Para pembuat film dan juga Sheri Fink seakan sepakat–Five Days at Memorial bukan dibuat untuk menghakimi siapapun melainkan menggambarkan bagaimana bencana dapat memporakporandakan kemanusiaan lebih dari sekedar perhitungan angka kematian. 

Tidak hanya diajak menelusuri alasan di balik semua keputusan masing-masing karakter dalam serial ini, Five Days at Memorial juga mengkritik minimnya–atau kurangnya pembaharuan–pembekalan mitigasi bencana.
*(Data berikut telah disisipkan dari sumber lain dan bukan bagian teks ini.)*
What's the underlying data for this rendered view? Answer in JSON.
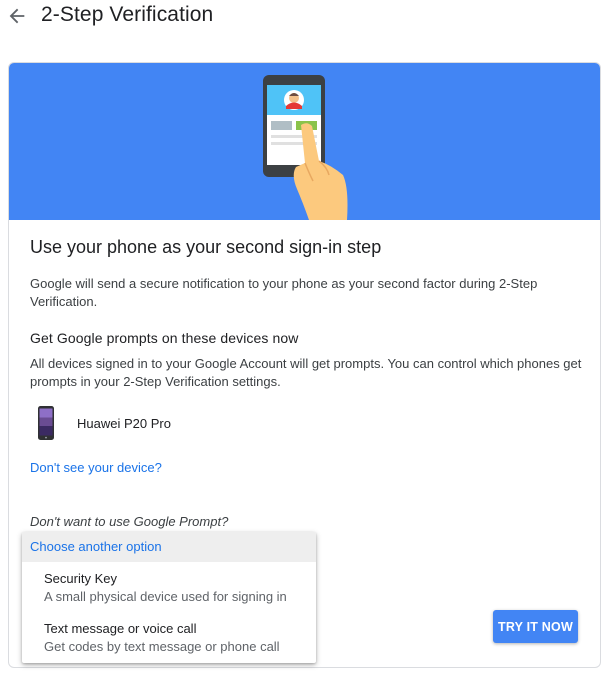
{
  "header": {
    "back_icon": "arrow-left-icon",
    "title": "2-Step Verification"
  },
  "card": {
    "banner_color": "#4285f4",
    "banner_illustration": "phone-with-hand-illustration",
    "title": "Use your phone as your second sign-in step",
    "description": "Google will send a secure notification to your phone as your second factor during 2-Step Verification.",
    "subheading": "Get Google prompts on these devices now",
    "subheading_description": "All devices signed in to your Google Account will get prompts. You can control which phones get prompts in your 2-Step Verification settings.",
    "device": {
      "icon": "smartphone-icon",
      "name": "Huawei P20 Pro"
    },
    "missing_device_link": "Don't see your device?",
    "alternative_question": "Don't want to use Google Prompt?",
    "primary_button": "TRY IT NOW"
  },
  "options_menu": {
    "header": "Choose another option",
    "items": [
      {
        "title": "Security Key",
        "subtitle": "A small physical device used for signing in"
      },
      {
        "title": "Text message or voice call",
        "subtitle": "Get codes by text message or phone call"
      }
    ]
  },
  "colors": {
    "accent": "#1a73e8",
    "button": "#4285f4",
    "menu_header_bg": "#eeeeee"
  }
}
Mengingat iklim terus berubah dengan percepatan di atas ambang wajar, tingkat risiko beberapa bencana alam naik signifikan. Apakah fasilitas-fasilitas publik di sekitar kita sudah punya mitigasi untuk bencana-bencana yang berhubungan dengan perubahan iklim?

Menanyakan apakah kita siap menghadapi cuaca yang tidak menentu beserta kemungkinan bencana alam yang menyertainya adalah pertanyaan retoris. Bukan hanya secara mental, namun juga secara infrastruktur, jaringan komunikasi, dan hal-hal lainnya. Satu pertanyaan yang juga retoris dan tidak kalah penting, bukankah pencegahan percepatan perubahan iklim juga perlu dilakukan bersamaan dengan usaha-usaha mitigasi bencana? Sudahkah kita melakukannya sesuai kapasitas kita?